The only problem Bella seems to have with Edward is his admitted tendency toward eavesdropping, spying, and invading her privacy; Edward is always “unrepentant.” What a romantic word for a stalker. Every time Bella is bothered by this tendency of Edward’s, she either chooses to let it go or is distracted by him. On page 292, Meyer writes, “‘You spied on me?’ But somehow I couldn’t infuse my voice with the proper outrage. I was flattered.” However, as the meaning behind Edward’s actions begins to settle, Bella sours. It’s never directly spoken, as criticism of Edward never is, but perhaps Bella comes to find his spying distasteful because it reveals an inherent lack of respect or trust. On page 306, Bella speaks “icily” of this in bed, and Edward ignores her and says “So, if you don’t want to sleep . . .”

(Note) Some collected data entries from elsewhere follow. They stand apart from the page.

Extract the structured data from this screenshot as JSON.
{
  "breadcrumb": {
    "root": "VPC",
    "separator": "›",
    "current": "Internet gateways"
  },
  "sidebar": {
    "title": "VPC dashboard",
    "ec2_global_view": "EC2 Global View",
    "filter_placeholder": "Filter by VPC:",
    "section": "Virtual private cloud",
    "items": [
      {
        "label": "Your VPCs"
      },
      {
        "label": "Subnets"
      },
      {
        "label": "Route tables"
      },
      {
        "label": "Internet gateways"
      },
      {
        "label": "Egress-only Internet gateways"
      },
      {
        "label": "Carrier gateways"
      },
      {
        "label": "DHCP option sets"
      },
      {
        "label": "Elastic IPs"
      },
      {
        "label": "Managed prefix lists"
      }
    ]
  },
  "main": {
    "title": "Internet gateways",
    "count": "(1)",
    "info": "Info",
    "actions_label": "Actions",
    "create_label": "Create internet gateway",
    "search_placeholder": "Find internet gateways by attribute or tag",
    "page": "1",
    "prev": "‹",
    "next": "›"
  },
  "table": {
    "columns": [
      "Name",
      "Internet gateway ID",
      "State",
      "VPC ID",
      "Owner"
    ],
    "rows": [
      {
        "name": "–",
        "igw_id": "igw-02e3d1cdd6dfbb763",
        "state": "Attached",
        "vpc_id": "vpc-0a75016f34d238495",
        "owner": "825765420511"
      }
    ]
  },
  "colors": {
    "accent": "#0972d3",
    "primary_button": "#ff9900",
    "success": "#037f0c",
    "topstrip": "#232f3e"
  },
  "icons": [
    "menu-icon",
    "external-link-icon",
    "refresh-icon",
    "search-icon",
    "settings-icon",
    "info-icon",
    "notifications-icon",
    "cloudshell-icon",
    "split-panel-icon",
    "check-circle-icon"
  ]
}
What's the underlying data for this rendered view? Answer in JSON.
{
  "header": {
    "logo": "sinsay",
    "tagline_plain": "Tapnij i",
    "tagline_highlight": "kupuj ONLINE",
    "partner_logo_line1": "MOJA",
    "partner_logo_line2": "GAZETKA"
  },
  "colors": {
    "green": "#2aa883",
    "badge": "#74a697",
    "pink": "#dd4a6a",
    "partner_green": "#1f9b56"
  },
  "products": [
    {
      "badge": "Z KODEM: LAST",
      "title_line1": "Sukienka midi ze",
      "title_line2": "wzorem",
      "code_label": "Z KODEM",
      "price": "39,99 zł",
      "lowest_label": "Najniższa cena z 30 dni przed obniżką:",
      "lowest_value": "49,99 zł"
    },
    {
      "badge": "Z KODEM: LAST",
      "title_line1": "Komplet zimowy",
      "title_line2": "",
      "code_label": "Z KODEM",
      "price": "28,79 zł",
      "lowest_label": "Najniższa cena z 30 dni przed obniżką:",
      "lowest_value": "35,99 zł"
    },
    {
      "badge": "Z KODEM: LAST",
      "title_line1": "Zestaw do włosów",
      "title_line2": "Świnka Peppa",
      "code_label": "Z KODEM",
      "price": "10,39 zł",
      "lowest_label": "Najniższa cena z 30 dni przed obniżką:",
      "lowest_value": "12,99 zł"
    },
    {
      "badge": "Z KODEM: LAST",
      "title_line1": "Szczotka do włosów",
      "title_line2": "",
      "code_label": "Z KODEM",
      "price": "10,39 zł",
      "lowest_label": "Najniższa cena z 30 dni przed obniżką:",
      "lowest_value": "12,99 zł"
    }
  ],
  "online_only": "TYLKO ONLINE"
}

Bella views her mother as emotional and flighty to the point that she cannot keep food in the fridge or gas in the car, but her saving grace is the man in her life, Phil. “Of course she had Phil now, so the bills would probably get paid . . .” Another perfect example is Jessica, who is often slighted as a gossip even though her lines are rarely more than paraphrased, who only becomes sincere toward Bella after she is “sure of Mike,” (79) who is “elated by the attention” from boys on page 30 and “shadows Mike” on page 118. Every human female character either suggests that women are emotionally charged to the point of incapacitation, that the primary objective in society is male attention, or both.